Best Case Scenario: Valeri Nichuskin, Anthony Mantha, Adam Erne
Worst Case Scenario: Ryan Hartman, Jason Dickinson, Hudson Fasching or JC Lipon
The best power forward is a real guessing game after the towering Valeri Nichuskin. Because Nichuskin is Russian and the fear he might bolt for the KHL is fresh on all teams' minds, there's a small chance he gets passed by and could fall into the mid teens, much like Mikhail Grigorenko did last year. Nichuskin is rising up draft boards and has drawn comparisons to Evgeni Malkin.
If Nichuskin is gone, I like the two power forwards out of the QMJHL to give the Leafs management a real talking point at the draft. Mantha, at over 6'4" and 200 pounds possesses an NHL-ready body. After scoring 50 goals this past season, Mantha has shown he can finish anywhere.
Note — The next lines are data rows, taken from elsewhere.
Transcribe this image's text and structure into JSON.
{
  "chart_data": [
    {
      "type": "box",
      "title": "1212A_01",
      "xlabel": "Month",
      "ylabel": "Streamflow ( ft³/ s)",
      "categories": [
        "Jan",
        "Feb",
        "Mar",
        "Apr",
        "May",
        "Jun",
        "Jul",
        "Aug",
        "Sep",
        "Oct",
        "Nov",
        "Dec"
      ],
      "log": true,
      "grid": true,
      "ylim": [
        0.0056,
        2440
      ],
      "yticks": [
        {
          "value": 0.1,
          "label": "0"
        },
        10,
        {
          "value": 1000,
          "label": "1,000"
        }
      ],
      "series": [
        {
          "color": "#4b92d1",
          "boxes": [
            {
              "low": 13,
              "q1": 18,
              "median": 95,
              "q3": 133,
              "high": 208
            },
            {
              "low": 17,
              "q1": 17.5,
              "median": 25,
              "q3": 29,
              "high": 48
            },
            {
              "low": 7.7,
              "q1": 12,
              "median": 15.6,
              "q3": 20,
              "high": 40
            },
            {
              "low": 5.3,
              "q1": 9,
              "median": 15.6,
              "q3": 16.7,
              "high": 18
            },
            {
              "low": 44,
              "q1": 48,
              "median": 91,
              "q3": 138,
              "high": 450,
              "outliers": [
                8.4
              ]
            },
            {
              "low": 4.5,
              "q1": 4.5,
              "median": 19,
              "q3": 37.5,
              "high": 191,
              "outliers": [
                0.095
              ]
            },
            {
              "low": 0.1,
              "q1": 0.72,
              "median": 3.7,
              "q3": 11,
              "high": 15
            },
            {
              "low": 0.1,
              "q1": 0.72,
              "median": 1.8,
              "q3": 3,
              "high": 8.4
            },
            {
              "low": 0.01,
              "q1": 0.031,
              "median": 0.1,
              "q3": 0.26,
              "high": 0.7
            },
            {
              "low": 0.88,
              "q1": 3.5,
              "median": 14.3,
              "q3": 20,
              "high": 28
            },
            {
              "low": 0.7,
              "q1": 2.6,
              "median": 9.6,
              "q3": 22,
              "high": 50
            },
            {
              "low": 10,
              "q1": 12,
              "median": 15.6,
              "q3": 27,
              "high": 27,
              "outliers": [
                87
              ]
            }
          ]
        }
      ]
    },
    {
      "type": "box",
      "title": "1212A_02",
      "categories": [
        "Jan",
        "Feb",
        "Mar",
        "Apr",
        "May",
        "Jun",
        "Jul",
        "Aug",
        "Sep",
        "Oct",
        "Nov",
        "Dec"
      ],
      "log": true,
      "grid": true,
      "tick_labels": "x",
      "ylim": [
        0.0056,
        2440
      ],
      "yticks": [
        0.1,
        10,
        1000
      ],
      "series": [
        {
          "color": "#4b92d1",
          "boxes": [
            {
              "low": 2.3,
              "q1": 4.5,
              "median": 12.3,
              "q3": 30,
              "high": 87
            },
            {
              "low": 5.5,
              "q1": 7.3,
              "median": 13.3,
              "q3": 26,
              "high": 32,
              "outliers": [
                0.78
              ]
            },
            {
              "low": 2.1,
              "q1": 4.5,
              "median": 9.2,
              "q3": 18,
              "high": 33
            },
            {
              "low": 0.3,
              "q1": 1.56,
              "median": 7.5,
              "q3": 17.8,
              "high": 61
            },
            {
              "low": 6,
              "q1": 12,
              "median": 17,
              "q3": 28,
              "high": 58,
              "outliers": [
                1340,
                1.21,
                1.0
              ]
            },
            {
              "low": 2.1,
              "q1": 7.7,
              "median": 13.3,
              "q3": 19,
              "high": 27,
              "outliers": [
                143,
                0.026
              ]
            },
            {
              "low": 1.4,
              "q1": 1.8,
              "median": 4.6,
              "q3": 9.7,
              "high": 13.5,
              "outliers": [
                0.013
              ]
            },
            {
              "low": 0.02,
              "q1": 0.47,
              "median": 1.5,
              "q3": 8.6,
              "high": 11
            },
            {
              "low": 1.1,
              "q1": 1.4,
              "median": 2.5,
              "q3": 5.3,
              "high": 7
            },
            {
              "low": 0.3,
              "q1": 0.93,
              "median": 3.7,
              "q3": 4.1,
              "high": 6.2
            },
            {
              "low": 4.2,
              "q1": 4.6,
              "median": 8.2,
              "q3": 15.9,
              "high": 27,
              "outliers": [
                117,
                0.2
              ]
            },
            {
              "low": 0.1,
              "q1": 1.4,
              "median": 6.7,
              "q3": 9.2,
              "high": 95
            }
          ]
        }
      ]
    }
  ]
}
On the other hand, Erne is a consistent 25-plus goal scorer with a physical edge. While he isn't a big guy, he plays a big guy's game, not afraid to lay a huge body check or stand in front of the net and take abuse. Brad Marchand may be a suitable comparison at this point.
For worst case scenarios, if you can call it that, I have listed Ryan Hartman. He plays a similar game to that of David Backes, but is a little bit smaller and doesn't quite have the scoring ability. He played an integral part in the United States' World Junior Gold Medal winning team.
Jason Dickinson battled through some injuries and inconsistency to battle to a decent season with the Guelph Storm. Known for his ability to constantly be moving, Dickinson will need to add some muscle to battle in front of the net so he can use his hand-eye coordination—yet another strength of his. At 6'2" 180 pounds, Dickinson down the road could be regarded as a steal. He has top-12 talent, but will likely go between 20 and 35 at this years draft in New Jersey.
Fasching and Lipon both had good years with their respective clubs but were relatively invisible at the World Juniors for the States and Canada respectively. Lipon will be going through the draft for the third and final time, and at the age of 20, the Leafs may be able to draft him later in the draft instead.
Best Case Scenario: Hunter Shinkaruk or Valentin Zykov,
Worst Case Scenario: Pavel Buchnevich, JT Compher, Kerby Rychel, Anthony DuClair and Andre Burakovsky.
Other than Nathan MacKinnon, there's no real elite level goal scorer in this draft. Hunter Shinkaruk is likely the best there is after MacKinnon.
There's a trio of Europeans, two of which are Russians, that are quickly rising in the rankings as the NHL Draft nears.
Kerby Rychel, son of former Leaf tough guy Warren Rychel is slated to go between 15 and 30 this year. He is a pure goal scorer and can finish anywhere on the ice. It's the consistency that really concerns me and whether or not he'll show that consistency at the next level.
DuClair is a second-round talent that has been on the Leafs radar for a little bit. He probably has one of, if not the best set of wheels in the draft and has the finishing ability too. Question is, do the Leafs trade down a little bit to grab him. It might turn out to be a best case scenario if they can trade down, get DuClair and get another asset like a pick or prospect.